Dharam Kumbhani, M.D. Answers Questions On: Heart Valve Replacement and Interventional Cardiology
How does transcatheter aortic valve replacement (TAVR) improve patient’s results?
Transcatheter aortic valve replacements are a big advance in how diseases of the aortic valve are treated. Traditionally, if someone had an aortic valve that was diseased, he or she had to have open-heart surgery. We are one of the few sites in the country that is able to take care of that valve without surgery. We go in through the side of the chest or the groin; while it’s still a procedure, we do it without cutting the patient’s chest open.
TAVR significantly reduces recovery time. The average length of stay is five days, and a lot of our patients go home in two or three days. We’ve had the program for over a year now, and we’ve had fantastic outcomes and very high patient satisfaction.
TAVR patients are traditionally older patients, and a lot of them have other health problems as well, which means they aren’t good candidates for open surgery.
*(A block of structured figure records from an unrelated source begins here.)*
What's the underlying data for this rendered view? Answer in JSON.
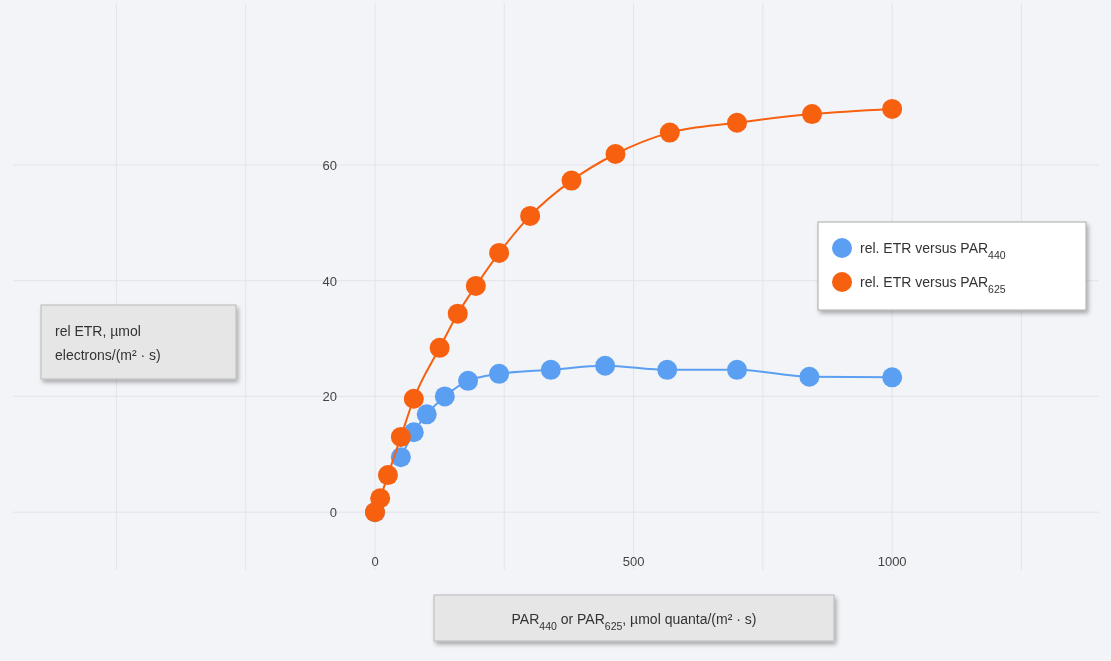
{
  "chart_data": {
    "type": "line",
    "xlabel": "PAR$_{440}$ or PAR$_{625}$, µmol quanta/(m² · s)",
    "ylabel": "rel ETR, µmol electrons/(m² · s)",
    "xlim": [
      -700,
      1400
    ],
    "ylim": [
      -10,
      88
    ],
    "xticks": [
      {
        "value": -500,
        "label": null
      },
      {
        "value": -250,
        "label": null
      },
      0,
      {
        "value": 250,
        "label": null
      },
      500,
      {
        "value": 750,
        "label": null
      },
      1000,
      {
        "value": 1250,
        "label": null
      }
    ],
    "yticks": [
      0,
      20,
      40,
      60
    ],
    "grid": true,
    "legend": "right",
    "marker": "circle",
    "line_style": "solid",
    "series": [
      {
        "name": "rel. ETR versus PAR$_{440}$",
        "color": "#5b9ff3",
        "x": [
          0,
          10,
          25,
          50,
          75,
          100,
          135,
          180,
          240,
          340,
          445,
          565,
          700,
          840,
          1000
        ],
        "values": [
          0,
          null,
          null,
          9.5,
          13.8,
          16.9,
          20,
          22.7,
          23.9,
          24.6,
          25.3,
          24.6,
          24.6,
          23.4,
          23.3
        ]
      },
      {
        "name": "rel. ETR versus PAR$_{625}$",
        "color": "#f6600f",
        "x": [
          0,
          10,
          25,
          50,
          75,
          125,
          160,
          195,
          240,
          300,
          380,
          465,
          570,
          700,
          845,
          1000
        ],
        "values": [
          0,
          2.4,
          6.4,
          13,
          19.6,
          28.4,
          34.3,
          39.1,
          44.8,
          51.2,
          57.3,
          61.9,
          65.6,
          67.3,
          68.8,
          69.7
        ]
      }
    ]
  }
}
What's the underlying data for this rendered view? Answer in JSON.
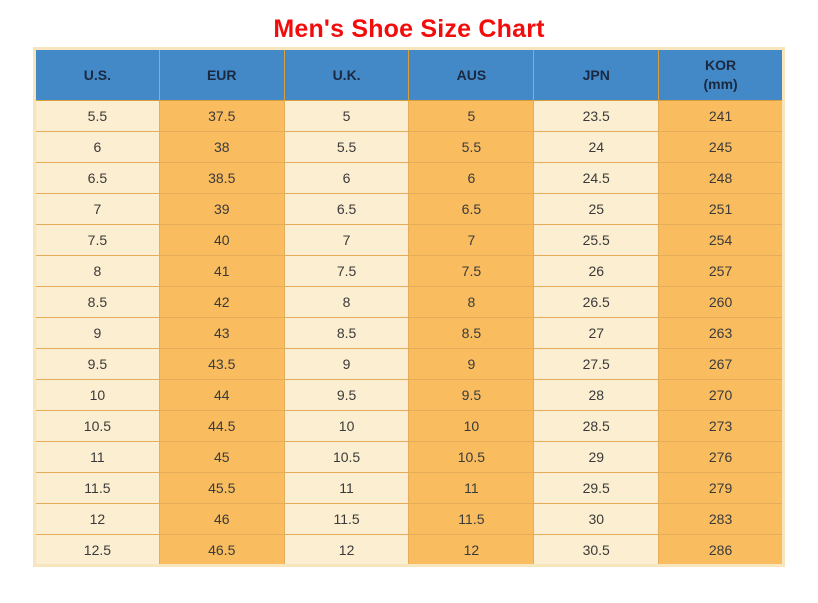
{
  "title": "Men's Shoe Size Chart",
  "colors": {
    "title_red": "#f20d0d",
    "header_bg": "#4389c8",
    "header_text": "#1b2940",
    "cell_light_bg": "#fceed0",
    "cell_orange_bg": "#f9bd60",
    "grid_border": "#e5ad59",
    "header_border": "#d99e3d",
    "outer_border": "#f7e5bd",
    "cell_text": "#3a3a3a"
  },
  "chart_data": {
    "type": "table",
    "title": "Men's Shoe Size Chart",
    "columns": [
      {
        "id": "us",
        "label": "U.S."
      },
      {
        "id": "eur",
        "label": "EUR"
      },
      {
        "id": "uk",
        "label": "U.K."
      },
      {
        "id": "aus",
        "label": "AUS"
      },
      {
        "id": "jpn",
        "label": "JPN"
      },
      {
        "id": "kor",
        "label": "KOR",
        "sublabel": "(mm)"
      }
    ],
    "rows": [
      [
        "5.5",
        "37.5",
        "5",
        "5",
        "23.5",
        "241"
      ],
      [
        "6",
        "38",
        "5.5",
        "5.5",
        "24",
        "245"
      ],
      [
        "6.5",
        "38.5",
        "6",
        "6",
        "24.5",
        "248"
      ],
      [
        "7",
        "39",
        "6.5",
        "6.5",
        "25",
        "251"
      ],
      [
        "7.5",
        "40",
        "7",
        "7",
        "25.5",
        "254"
      ],
      [
        "8",
        "41",
        "7.5",
        "7.5",
        "26",
        "257"
      ],
      [
        "8.5",
        "42",
        "8",
        "8",
        "26.5",
        "260"
      ],
      [
        "9",
        "43",
        "8.5",
        "8.5",
        "27",
        "263"
      ],
      [
        "9.5",
        "43.5",
        "9",
        "9",
        "27.5",
        "267"
      ],
      [
        "10",
        "44",
        "9.5",
        "9.5",
        "28",
        "270"
      ],
      [
        "10.5",
        "44.5",
        "10",
        "10",
        "28.5",
        "273"
      ],
      [
        "11",
        "45",
        "10.5",
        "10.5",
        "29",
        "276"
      ],
      [
        "11.5",
        "45.5",
        "11",
        "11",
        "29.5",
        "279"
      ],
      [
        "12",
        "46",
        "11.5",
        "11.5",
        "30",
        "283"
      ],
      [
        "12.5",
        "46.5",
        "12",
        "12",
        "30.5",
        "286"
      ]
    ],
    "layout": {
      "legend": "none",
      "grid": "on",
      "column_color_pattern": [
        "light",
        "orange",
        "light",
        "orange",
        "light",
        "orange"
      ]
    }
  }
}
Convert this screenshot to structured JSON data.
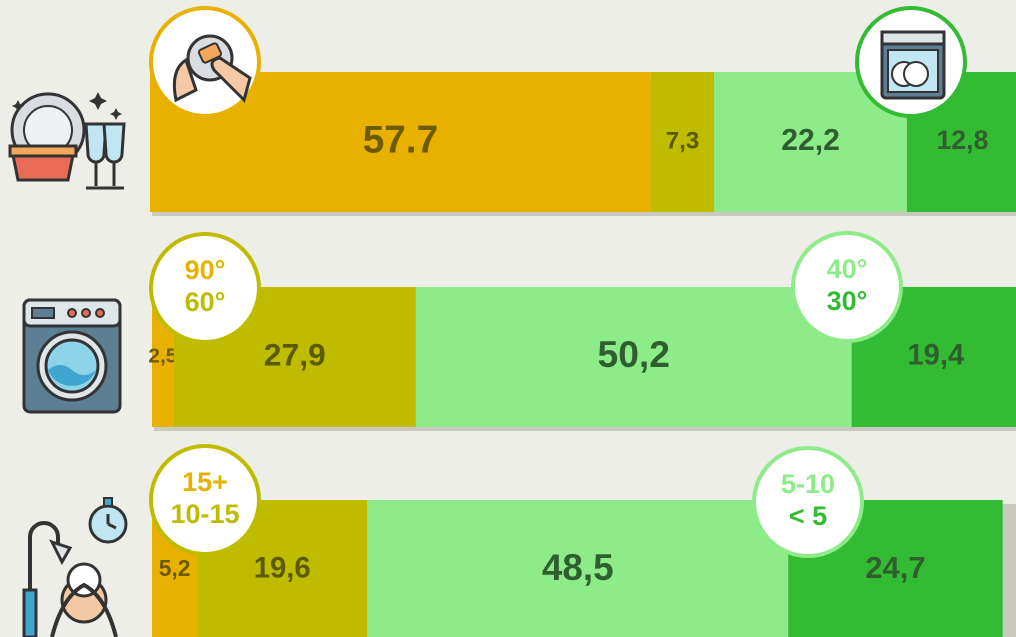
{
  "chart_data": [
    {
      "type": "stacked_bar",
      "orientation": "horizontal",
      "series": [
        {
          "color": "#e8b100",
          "values": [
            57.7
          ]
        },
        {
          "color": "#bfbc00",
          "values": [
            7.3
          ],
          "value_labels": [
            "7,3"
          ]
        },
        {
          "color": "#8eeb89",
          "values": [
            22.2
          ],
          "value_labels": [
            "22,2"
          ]
        },
        {
          "color": "#33bb33",
          "values": [
            12.8
          ],
          "value_labels": [
            "12,8"
          ]
        }
      ]
    },
    {
      "type": "stacked_bar",
      "orientation": "horizontal",
      "series": [
        {
          "name": "90°",
          "color": "#e8b100",
          "values": [
            2.5
          ],
          "value_labels": [
            "2,5"
          ]
        },
        {
          "name": "60°",
          "color": "#bfbc00",
          "values": [
            27.9
          ],
          "value_labels": [
            "27,9"
          ]
        },
        {
          "name": "40°",
          "color": "#8eeb89",
          "values": [
            50.2
          ],
          "value_labels": [
            "50,2"
          ]
        },
        {
          "name": "30°",
          "color": "#33bb33",
          "values": [
            19.4
          ],
          "value_labels": [
            "19,4"
          ]
        }
      ]
    },
    {
      "type": "stacked_bar",
      "orientation": "horizontal",
      "series": [
        {
          "name": "15+",
          "color": "#e8b100",
          "values": [
            5.2
          ],
          "value_labels": [
            "5,2"
          ]
        },
        {
          "name": "10-15",
          "color": "#bfbc00",
          "values": [
            19.6
          ],
          "value_labels": [
            "19,6"
          ]
        },
        {
          "name": "5-10",
          "color": "#8eeb89",
          "values": [
            48.5
          ],
          "value_labels": [
            "48,5"
          ]
        },
        {
          "name": "< 5",
          "color": "#33bb33",
          "values": [
            24.7
          ],
          "value_labels": [
            "24,7"
          ]
        }
      ]
    }
  ]
}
But they do very well with the TAVR procedure.
How does transradial angioplasty differ from traditional angioplasty?
Transradial angioplasty means we go in through a patient’s wrist rather than entering through the groin, which is traditionally how angioplasties have been done. It’s really a revolution – there is less bleeding, and the recovery time is almost instantaneous; patients have to wear a wristband for only about two hours after the procedure to stop the bleeding.
About 10 percent of angioplasties in the U.S. are done this way – it’s still a new procedure, and we’re very pleased to offer this cutting-edge option at UT Southwestern because patient satisfaction is extremely high. Patients are sitting up immediately after the procedure and using their laptops while they’re waiting for the wristband to come off.
The outcomes are the same for this method as they are for a groin approach. But the difference in the patient experience is very stark. When the procedure is done via the groin, the patient is on his back for six to eight hours after the procedure, and the bleeding risk is significantly higher.
Why is peripheral vascular disease hard to diagnose?
Peripheral vascular disease, also known as PVD, is extremely underdiagnosed as well as undertreated. A big part of that is due to atypical symptoms, especially in women.
People with PVD typically experience claudication, or pain in their calves when they walk; that’s the classic presentation. But a lot of times they also have vague symptoms – cold feet, foot pain, pain in the hips – which may end up being attributed to other issues, such as joint disease or back disease. So PVD needs to be on people’s radar more than it is right now.
Even in patients who are diagnosed with PVD, it’s being undertreated. In one of my recent studies, we found that only 62 percent of a very large group of patients – it was nearly 6,000 patients with PVD that we studied – were taking statins. And the guidelines say that 100 percent of these patients should be on statins. Such a low treatment percentage would never be acceptable if we were talking about coronary artery disease.
In my practice, I focus on medical and nonsurgical, stent-based approaches for the treatment of PVD. These procedures can help patients with leg and foot pain when they walk. They can also be limb-saving procedures for patients with ulcers in their feet that aren’t healing. A lot of people with undertreated PVD require amputations or bypass surgery, so these endovascular procedures are an important way to prevent that.